Antalya Sevdası mı? Koltuk Sevdası mı?
|Son iki, üç yıldır Antalya’da faaliyet gösteren Sivil Toplum Kuruluşları’nın sayısında ciddi bir artış meydana geldi. Tüm demokratik toplumların temeli olarak gösterilen ve yıllarca özellikle AB Projeleri tarafından desteklenerek teşvik edilen “bir STK’ya üye olma” çağrısı anlaşılan ses bulmuş.
STK’lar toplum fertlerinin bireysel olarak duyuramayacakları seslerini topluluk olarak duyurumalarını sağlayan yegane fırsattır.
Ülkemizde 12 Eylül dönemi nedeniyle sürekli kuşku ile bakılan STK’lar artık bu kuşkuyu gidermiş ve hızla sayıları ve üyeleri artmaya başlamıştır.

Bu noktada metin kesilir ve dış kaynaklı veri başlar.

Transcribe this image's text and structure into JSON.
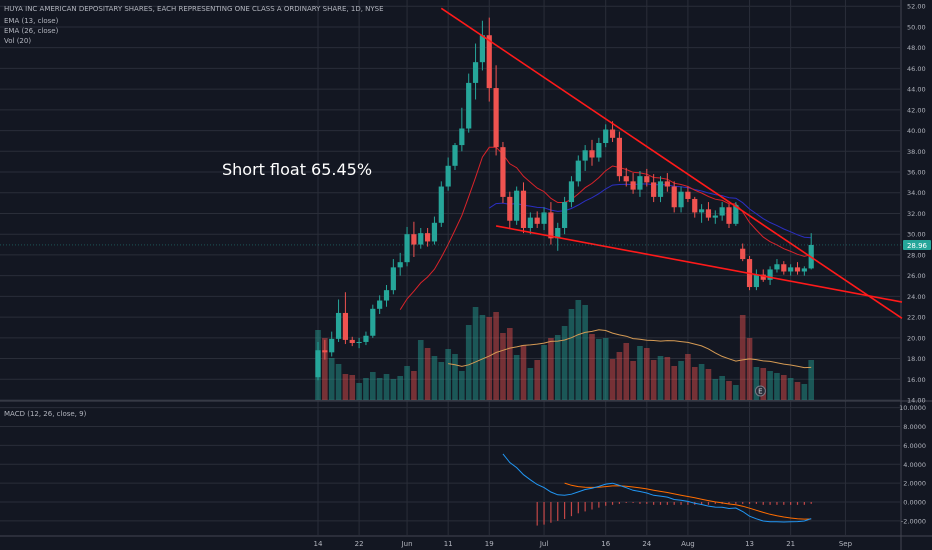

İşveç nüfusunun 9 milyon olduğu ve STK üye sayısının ise 15 milyon olduğu düşünülürse bizdeki artış hızının da aslında hiç yeterli olmadığı ortadadır.
Gelelim Antalya’ya; Son yılarda özellikle ticari ve mesleki dernek oluşumlarının sayıları hızla arttı. Yıllardır faaliyet gösteren ve iş adamları derneği denince akla ilk gelen 1990 yılında kurulan ANSİAD (Antalya Sanayici ve İşadamları Derneği) artık tek olmaktan çıktı. Antalya merkenizinin 5 ilçeye bölünmesi ile her ilçede bir Sanayici ve İşadamları Derneği kuruldu. Bu derneklerin sayısı ilçe sayısı ile de sınırlı kalmadı.
Müstakil Sanayici ve İşadamları derneği, Tüm sanayici ve işadamları derneği, Genç işadamları derneği, Girişimci işadamları derneği, Yörük işadamları derneği, Organize sanayi bölgesi işadamları derneği, Antalya işadamları derneği, Antalya Serbest Bölge işadamları derneği, Altınova işadamları derneği, Antalya Doğu ve Güneydoğu İşadamları derneği, Kepez, Döşemealtı, Konyaaltı, Aksu, Muratpaşa işadamları dernekleri ve niceleri… Bir SİAD’da üye olan birisini başka bir SİAD’da başkan yardımcısı olarak da görebilirsiniz…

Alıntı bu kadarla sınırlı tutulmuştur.